Little-known firms tracking data used in credit scores

Ylan Q. Mui
Washington Post

Atlanta entrepreneur Mike Mondelli has access to more than a billion records detailing consumers’ personal finances — and there is little they can do about it.

The information collected by his company, L2C, comes from thousands of everyday transactions that many people do not realize are being tracked: auto warranties, cellphone bills and magazine subscriptions. It includes purchases of prepaid cards and visits to payday lenders and rent-to-own furniture stores. It knows whether your checks have cleared and scours public records for mentions of your name.

Pulled together, the data follow the life of your wallet far beyond what exists in the country’s three main credit bureaus. Mondelli sells that information for a profit to lenders, landlords and even health-care providers trying to solve one of the most fundamental questions of personal finance: Who is worthy of credit?

The answer increasingly lies in the “fourth bureau” — companies such as L2C that deal in personal data once deemed unreliable. Although these dossiers cover consumers in all walks of life, they carry particular weight for the estimated 30 million people who live on the margins of the banking system.

Yet almost no one realizes these files exist until something goes wrong.

Federal regulations do not always require companies to disclose when they share your financial history or with whom, and there is no way to opt out when they do. No standard exists for what types of data should be included in the fourth bureau or how it should be used. No one is even tracking the accuracy of these reports. That has created a virtually impenetrable system in which consumers, particularly the most vulnerable, have little insight into the forces shaping their financial futures.

Arkansas resident Catherine Taylor didn’t learn about the fourth bureau until she was denied a job at her local Red Cross several years ago. Her rejection letter came with a copy of her file at a firm called ChoicePoint that detailed criminal charges for the intent to sell and manufacture methamphetamines. The information was incorrect — she says the charges were for another woman with the same name and birth date — but it has haunted her ever since.

Taylor said she has identified at least 10 companies selling reports with the inaccurate personal and financial information, wrecking her credit history so badly that she says she cannot qualify to purchase a dishwasher at Lowe’s. Taylor must apply for loans under her husband’s name and has retained an attorney to force the firms to correct the record. She has settled one case, and a trial in another is expected next week.

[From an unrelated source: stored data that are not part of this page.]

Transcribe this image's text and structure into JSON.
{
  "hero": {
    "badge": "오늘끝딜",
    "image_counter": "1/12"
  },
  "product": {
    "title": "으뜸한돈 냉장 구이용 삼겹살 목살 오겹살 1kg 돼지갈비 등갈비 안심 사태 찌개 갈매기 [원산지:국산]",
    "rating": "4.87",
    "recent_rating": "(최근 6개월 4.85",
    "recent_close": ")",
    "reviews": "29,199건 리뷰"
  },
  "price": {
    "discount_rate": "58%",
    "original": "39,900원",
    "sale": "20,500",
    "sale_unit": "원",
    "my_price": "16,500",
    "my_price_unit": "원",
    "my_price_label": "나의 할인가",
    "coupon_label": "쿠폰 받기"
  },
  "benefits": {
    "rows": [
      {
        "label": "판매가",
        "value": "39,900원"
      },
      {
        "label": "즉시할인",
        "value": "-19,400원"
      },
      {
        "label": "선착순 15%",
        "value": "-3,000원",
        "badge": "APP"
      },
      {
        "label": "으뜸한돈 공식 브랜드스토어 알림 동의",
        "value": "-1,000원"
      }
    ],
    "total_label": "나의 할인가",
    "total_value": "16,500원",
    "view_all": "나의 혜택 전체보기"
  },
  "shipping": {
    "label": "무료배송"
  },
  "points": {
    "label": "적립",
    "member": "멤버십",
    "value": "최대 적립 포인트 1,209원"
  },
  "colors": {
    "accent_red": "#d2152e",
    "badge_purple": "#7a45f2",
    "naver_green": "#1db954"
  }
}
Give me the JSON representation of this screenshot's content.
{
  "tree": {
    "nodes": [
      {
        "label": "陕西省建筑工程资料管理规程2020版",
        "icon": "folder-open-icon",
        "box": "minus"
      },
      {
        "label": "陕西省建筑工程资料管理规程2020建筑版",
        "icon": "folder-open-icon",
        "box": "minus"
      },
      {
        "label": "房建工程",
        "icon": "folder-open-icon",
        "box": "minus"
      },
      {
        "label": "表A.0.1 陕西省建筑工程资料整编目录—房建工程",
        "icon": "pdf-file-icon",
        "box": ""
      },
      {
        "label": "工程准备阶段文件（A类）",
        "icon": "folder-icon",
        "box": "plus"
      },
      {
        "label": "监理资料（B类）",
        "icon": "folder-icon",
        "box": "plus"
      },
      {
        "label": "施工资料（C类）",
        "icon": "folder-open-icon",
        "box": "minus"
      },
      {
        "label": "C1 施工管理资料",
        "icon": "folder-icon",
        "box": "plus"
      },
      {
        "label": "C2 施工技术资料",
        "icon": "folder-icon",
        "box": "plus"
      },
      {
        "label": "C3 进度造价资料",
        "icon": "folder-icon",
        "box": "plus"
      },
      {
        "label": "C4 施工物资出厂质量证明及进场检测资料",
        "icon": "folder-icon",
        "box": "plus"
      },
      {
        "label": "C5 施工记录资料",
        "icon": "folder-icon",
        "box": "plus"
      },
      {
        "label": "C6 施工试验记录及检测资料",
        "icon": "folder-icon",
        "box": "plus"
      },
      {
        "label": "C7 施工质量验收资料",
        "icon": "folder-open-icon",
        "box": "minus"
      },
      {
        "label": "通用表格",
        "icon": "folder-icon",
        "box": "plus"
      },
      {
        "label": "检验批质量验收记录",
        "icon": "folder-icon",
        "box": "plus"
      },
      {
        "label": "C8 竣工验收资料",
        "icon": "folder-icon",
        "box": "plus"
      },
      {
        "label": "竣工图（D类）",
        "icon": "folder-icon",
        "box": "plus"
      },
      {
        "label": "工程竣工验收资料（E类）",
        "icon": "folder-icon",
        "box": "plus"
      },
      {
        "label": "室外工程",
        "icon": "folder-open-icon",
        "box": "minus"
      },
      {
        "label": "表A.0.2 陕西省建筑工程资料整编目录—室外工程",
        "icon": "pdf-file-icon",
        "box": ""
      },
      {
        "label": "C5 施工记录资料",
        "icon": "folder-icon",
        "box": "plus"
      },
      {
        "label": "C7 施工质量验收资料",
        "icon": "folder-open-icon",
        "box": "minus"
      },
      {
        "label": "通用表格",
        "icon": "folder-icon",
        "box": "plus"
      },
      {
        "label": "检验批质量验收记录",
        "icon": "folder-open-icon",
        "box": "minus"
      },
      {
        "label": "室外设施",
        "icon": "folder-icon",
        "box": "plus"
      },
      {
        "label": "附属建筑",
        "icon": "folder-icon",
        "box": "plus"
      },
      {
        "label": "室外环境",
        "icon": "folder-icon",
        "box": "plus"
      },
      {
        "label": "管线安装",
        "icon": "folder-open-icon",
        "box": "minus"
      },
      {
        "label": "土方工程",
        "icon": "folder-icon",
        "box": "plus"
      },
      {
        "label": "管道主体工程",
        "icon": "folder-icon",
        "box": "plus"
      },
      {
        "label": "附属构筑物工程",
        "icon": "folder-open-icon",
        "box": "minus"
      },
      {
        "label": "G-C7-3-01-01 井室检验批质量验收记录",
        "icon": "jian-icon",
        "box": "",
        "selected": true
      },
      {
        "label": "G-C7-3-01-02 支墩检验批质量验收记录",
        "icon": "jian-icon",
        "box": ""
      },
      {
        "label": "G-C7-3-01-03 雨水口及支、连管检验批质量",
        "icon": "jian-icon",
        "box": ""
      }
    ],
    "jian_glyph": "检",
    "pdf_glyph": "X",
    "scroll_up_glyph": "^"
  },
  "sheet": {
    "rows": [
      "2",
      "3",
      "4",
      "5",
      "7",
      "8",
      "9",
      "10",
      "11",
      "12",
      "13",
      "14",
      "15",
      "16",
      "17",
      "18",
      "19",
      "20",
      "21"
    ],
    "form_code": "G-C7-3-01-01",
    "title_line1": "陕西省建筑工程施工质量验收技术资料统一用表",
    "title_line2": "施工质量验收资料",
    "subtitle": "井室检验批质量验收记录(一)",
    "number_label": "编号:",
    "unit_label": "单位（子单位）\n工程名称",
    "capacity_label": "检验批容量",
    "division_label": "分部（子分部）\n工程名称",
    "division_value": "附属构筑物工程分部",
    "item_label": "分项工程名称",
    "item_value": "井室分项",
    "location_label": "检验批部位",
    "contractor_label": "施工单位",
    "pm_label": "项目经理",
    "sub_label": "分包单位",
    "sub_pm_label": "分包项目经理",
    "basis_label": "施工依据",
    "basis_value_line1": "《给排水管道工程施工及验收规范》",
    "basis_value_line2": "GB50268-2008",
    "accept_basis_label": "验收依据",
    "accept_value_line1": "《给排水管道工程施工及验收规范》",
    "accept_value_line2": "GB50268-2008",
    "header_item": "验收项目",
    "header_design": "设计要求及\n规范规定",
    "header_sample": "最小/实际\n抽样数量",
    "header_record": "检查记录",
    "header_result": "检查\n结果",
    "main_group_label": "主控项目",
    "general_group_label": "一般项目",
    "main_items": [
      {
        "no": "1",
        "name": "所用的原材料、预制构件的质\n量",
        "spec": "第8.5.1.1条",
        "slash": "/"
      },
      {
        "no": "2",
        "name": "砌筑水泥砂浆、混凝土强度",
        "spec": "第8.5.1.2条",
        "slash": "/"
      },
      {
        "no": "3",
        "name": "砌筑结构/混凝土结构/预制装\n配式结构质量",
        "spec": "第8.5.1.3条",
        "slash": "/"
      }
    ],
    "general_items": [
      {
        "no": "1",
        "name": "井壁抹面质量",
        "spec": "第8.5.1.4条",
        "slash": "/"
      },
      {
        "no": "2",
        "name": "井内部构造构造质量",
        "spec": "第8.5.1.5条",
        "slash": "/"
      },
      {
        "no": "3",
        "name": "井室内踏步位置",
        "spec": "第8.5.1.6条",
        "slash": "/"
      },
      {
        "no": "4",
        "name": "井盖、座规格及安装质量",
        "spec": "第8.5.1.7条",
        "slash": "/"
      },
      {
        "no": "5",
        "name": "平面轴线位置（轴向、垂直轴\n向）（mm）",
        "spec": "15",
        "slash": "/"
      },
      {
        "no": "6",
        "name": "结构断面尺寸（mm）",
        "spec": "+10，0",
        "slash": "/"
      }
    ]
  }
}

“Everything went to hell in a handbasket from then on out,” Taylor said. “I can’t be the watchdog all the time.”

‘Black box’ of data
A credit score is like a financial driver’s license. It serves not only as proof of identity and a certain competency behind the wheel, but also as a passport to a world beyond your doorstep. A home, a car, a college education — all are financed by lenders that rely on the score to determine who gets credit and how much they pay for it.